The evolution of women's football and the changing shape of stadia

afl-architects-blog(903146)

It is nearly a year ago that the government announced a review of women's football, and six months since the government commissioned its review headed up by former England and Great Britain footballer, Karen Carney MBE.

Still in the process of gathering evidence for the three different areas under review - audience and growth, commercial and broadcasting and structures and governance - the review will help form how UK women's football practice is shaped in the forthcoming years ahead.

At AFL we welcomed the review, having worked on many of the leading stadiums in both the UK and worldwide, including the inclusive designed Brentford Gtech Community Stadium, the only stadium chosen to host the UEFA Women's EURO championships last year, before it was completed. We have seen the change in not only audiences at football games, but of players, of referees and of all those involved in the beautiful game. This in turn has influenced how we are designing stadiums. Gone are the days when stadiums are designed by men with men in mind, with female referees having to change in a disabled toilet or a non-binary spectator feeling uncomfortable using the gender specific facilities.
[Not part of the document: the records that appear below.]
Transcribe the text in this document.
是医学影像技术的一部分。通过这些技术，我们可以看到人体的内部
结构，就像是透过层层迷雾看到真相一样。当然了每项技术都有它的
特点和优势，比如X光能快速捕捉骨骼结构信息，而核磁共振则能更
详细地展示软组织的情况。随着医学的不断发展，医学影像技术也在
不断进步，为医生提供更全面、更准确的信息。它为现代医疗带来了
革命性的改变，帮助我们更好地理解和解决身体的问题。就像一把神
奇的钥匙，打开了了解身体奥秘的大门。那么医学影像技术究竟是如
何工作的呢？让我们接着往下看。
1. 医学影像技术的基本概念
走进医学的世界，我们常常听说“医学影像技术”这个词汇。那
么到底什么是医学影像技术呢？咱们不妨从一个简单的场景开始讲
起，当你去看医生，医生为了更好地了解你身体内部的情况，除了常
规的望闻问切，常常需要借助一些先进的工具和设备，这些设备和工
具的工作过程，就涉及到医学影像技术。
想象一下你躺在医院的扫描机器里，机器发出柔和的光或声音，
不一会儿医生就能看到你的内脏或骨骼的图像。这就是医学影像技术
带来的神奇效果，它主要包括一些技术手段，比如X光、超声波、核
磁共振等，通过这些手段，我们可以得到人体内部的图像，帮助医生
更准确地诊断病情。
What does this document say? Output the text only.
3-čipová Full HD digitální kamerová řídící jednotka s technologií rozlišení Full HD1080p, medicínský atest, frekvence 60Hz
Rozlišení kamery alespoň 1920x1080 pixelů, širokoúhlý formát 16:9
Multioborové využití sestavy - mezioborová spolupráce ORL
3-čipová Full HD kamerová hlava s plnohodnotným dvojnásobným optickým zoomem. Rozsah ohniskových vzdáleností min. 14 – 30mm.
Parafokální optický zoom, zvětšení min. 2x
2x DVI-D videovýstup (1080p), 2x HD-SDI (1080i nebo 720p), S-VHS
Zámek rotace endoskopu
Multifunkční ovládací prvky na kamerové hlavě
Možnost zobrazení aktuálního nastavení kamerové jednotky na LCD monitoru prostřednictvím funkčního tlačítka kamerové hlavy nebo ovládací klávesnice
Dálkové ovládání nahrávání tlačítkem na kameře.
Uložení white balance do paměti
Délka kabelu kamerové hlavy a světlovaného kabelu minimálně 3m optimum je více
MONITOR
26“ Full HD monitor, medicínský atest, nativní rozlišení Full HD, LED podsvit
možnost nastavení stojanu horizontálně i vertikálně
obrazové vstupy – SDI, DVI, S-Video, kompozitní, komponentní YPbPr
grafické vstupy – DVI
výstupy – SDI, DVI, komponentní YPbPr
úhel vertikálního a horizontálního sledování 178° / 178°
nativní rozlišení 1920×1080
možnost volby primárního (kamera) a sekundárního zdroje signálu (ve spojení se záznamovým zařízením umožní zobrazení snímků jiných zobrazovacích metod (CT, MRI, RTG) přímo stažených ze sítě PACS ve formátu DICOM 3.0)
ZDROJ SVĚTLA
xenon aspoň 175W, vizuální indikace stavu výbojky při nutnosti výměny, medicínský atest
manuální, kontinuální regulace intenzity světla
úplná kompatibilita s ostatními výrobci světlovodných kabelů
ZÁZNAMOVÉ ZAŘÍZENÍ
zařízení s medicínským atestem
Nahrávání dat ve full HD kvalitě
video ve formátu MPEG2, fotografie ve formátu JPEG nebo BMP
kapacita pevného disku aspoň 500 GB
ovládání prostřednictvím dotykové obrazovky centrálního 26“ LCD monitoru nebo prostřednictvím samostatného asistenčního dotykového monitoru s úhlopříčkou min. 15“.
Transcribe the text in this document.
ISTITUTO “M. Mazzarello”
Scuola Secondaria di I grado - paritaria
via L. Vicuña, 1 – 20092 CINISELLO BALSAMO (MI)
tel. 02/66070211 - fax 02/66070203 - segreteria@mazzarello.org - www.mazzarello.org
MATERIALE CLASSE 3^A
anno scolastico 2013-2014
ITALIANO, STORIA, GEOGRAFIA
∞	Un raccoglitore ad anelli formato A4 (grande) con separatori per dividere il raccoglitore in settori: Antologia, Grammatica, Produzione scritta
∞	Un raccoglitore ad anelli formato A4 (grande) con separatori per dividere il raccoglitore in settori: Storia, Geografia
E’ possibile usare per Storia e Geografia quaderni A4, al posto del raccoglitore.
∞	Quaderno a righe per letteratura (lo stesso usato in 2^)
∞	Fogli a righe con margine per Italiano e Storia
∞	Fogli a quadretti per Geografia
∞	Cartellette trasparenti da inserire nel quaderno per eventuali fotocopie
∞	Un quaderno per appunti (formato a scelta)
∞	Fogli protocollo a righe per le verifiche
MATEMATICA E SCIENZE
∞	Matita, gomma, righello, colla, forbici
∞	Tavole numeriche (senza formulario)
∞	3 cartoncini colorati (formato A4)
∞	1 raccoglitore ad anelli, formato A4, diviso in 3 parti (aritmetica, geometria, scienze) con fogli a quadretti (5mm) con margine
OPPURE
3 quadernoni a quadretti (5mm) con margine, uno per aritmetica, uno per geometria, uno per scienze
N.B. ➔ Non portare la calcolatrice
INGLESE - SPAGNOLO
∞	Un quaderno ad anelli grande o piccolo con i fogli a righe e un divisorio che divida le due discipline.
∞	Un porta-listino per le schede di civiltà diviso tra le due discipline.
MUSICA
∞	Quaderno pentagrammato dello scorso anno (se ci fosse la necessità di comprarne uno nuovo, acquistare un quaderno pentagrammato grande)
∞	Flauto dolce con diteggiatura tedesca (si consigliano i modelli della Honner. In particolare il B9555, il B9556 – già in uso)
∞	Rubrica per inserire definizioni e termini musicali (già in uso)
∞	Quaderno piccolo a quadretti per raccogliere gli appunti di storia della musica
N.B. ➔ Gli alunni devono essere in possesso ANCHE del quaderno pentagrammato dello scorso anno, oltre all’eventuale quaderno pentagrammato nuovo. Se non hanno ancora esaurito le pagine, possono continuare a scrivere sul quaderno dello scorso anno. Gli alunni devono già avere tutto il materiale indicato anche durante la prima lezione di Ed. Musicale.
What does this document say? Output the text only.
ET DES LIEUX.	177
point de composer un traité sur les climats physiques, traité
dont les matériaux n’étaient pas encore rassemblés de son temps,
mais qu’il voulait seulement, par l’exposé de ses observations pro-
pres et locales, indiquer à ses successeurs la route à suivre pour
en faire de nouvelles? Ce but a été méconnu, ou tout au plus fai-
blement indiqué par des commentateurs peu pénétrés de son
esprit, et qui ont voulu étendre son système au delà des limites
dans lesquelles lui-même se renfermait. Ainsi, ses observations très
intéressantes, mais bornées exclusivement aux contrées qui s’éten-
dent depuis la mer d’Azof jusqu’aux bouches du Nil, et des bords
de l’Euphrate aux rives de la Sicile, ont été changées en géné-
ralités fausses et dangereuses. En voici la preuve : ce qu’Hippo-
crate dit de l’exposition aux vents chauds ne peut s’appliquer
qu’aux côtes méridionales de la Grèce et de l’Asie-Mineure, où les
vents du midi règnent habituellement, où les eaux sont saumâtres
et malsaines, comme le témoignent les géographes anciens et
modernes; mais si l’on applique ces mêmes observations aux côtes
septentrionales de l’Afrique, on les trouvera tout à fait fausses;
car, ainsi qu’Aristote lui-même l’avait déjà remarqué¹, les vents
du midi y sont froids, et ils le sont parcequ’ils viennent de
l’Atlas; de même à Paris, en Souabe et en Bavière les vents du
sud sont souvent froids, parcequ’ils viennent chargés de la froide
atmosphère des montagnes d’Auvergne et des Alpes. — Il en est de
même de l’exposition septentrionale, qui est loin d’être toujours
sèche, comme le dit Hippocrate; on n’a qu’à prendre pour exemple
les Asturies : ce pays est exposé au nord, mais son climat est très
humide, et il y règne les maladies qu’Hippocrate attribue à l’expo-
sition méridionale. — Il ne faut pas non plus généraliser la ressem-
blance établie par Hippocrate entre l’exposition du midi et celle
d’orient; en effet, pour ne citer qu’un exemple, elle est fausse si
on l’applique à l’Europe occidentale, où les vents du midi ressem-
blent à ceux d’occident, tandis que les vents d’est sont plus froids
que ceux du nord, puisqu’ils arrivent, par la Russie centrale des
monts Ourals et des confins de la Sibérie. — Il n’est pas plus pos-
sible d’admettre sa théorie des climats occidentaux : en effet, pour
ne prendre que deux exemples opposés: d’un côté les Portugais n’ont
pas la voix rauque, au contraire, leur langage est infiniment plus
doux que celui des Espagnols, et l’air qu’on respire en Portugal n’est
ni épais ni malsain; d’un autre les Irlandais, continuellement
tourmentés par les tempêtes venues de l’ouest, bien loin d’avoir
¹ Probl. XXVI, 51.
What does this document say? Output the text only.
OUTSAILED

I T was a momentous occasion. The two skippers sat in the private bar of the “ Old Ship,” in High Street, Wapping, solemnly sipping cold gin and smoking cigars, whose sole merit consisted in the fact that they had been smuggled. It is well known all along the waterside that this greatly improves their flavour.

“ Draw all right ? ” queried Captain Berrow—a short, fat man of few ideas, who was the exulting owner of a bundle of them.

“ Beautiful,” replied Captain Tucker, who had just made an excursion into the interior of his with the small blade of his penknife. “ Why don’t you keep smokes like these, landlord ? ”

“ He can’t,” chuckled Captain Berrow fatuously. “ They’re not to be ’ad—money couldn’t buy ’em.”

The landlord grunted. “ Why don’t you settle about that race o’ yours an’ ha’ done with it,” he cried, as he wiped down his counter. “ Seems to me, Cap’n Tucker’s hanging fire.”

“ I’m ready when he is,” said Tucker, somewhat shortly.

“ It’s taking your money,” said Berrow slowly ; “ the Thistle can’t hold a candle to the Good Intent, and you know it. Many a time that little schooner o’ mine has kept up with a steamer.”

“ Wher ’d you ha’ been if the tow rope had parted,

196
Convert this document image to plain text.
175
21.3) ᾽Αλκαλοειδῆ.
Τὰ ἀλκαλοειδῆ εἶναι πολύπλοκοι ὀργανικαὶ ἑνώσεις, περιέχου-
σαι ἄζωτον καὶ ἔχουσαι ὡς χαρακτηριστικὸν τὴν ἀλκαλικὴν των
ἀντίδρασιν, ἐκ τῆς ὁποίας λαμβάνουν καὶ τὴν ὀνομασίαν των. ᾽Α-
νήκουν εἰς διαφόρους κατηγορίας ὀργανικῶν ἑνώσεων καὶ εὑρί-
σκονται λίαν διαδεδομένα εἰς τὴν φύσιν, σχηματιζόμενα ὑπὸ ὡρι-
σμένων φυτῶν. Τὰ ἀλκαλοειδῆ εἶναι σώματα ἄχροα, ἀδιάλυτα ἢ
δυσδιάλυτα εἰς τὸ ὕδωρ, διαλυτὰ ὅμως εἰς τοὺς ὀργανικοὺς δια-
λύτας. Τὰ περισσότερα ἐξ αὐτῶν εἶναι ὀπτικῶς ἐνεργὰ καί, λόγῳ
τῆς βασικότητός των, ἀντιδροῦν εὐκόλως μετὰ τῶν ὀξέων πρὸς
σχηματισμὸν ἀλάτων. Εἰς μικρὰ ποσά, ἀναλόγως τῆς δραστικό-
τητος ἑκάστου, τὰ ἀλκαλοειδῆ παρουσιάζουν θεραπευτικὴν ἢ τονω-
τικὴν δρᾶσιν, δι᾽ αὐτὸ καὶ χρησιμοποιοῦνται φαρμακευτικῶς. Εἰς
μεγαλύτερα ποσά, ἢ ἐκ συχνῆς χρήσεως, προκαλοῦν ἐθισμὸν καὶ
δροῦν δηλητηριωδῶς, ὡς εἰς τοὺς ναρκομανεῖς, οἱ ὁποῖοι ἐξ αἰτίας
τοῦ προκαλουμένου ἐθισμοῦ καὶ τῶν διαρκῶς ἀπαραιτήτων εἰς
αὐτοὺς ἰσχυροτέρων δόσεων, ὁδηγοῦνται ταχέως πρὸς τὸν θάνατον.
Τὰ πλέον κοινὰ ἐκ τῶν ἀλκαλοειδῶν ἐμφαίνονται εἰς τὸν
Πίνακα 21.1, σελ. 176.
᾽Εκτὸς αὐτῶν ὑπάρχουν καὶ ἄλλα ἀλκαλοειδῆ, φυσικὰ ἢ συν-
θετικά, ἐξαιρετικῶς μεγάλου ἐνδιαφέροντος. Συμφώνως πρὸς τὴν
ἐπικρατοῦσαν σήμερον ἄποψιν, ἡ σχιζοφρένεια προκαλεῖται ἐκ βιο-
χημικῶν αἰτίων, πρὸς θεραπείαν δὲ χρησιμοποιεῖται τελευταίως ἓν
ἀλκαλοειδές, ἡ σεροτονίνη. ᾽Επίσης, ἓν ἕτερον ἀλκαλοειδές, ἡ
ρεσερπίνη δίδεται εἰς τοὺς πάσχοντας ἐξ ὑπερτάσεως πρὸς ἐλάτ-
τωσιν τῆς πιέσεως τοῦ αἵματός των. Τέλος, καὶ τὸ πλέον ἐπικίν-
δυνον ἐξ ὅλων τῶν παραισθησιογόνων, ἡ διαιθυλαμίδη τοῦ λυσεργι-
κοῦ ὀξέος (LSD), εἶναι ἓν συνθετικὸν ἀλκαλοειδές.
Flexibility is the key element for futureproofing our stadiums today - whether that means for differing ages, genders or those with different accessibility needs - or making our stadiums more agile in their usage as educational spaces or community places on non-match days.

Masterplanning with the audience at the heart

Understanding different audiences and how those audiences use the stadia is at the heart of all stadium masterplanning and we strongly believe that female football will help bring more women and children to the stadiums, changing the match experience and supplementing football clubs' revenue. This in turn is changing the buildings' layouts, the fan zones and the types of services and entertainment to be offered.

Simple prior thinking is needed to how changes of demographics might change visitor behaviour experiences and the impact this will have on design - for example more visitors with bags to search might result in longer queue times in the fan zones and therefore this space needs to be engaging and comfortable. Or thinking about family spaces and spaces for those visitors that might be sensory challenged, with family and sensory rooms with easy access playing areas, breastfeeding rooms and even selfie walls.

We have also challenged the technical changing rooms' conservative layouts by delivering female referees own changing areas and designing teams changing rooms in a way that are more gender inclusive, from ergonomics to the location of the urinals.

Safety inside and out

However, thinking about the environment goes past the ground and into the communities that the stadiums sit. We need them to feel like safe places for all both inside and outside of the stadium so the infrastructure around each one needs to reflect this. Considerations like whether pathways to and from the stadium are well lit with accessible links to transportation for those to travel home after a late match are now integral to the design.

Adding value to the society

And of course, stadiums need to be part of their communities and be conscious of their surrounding societies. Making stadiums flexible to incorporate space for local community events adds value as well as creating employment, updated infrastructure and community invested outreach programmes run by many of the UK clubs.

Reflecting back on Karen Carney MBE's words when she was appointed, “Of course, this is an exciting time, but there is an urgent need to ensure there are processes and structures in place that protect the interest of the game and the people working in it. I have always said that the sport needs to be built on solid foundations to give it long-lasting success in a sustainable way.” We couldn't agree more.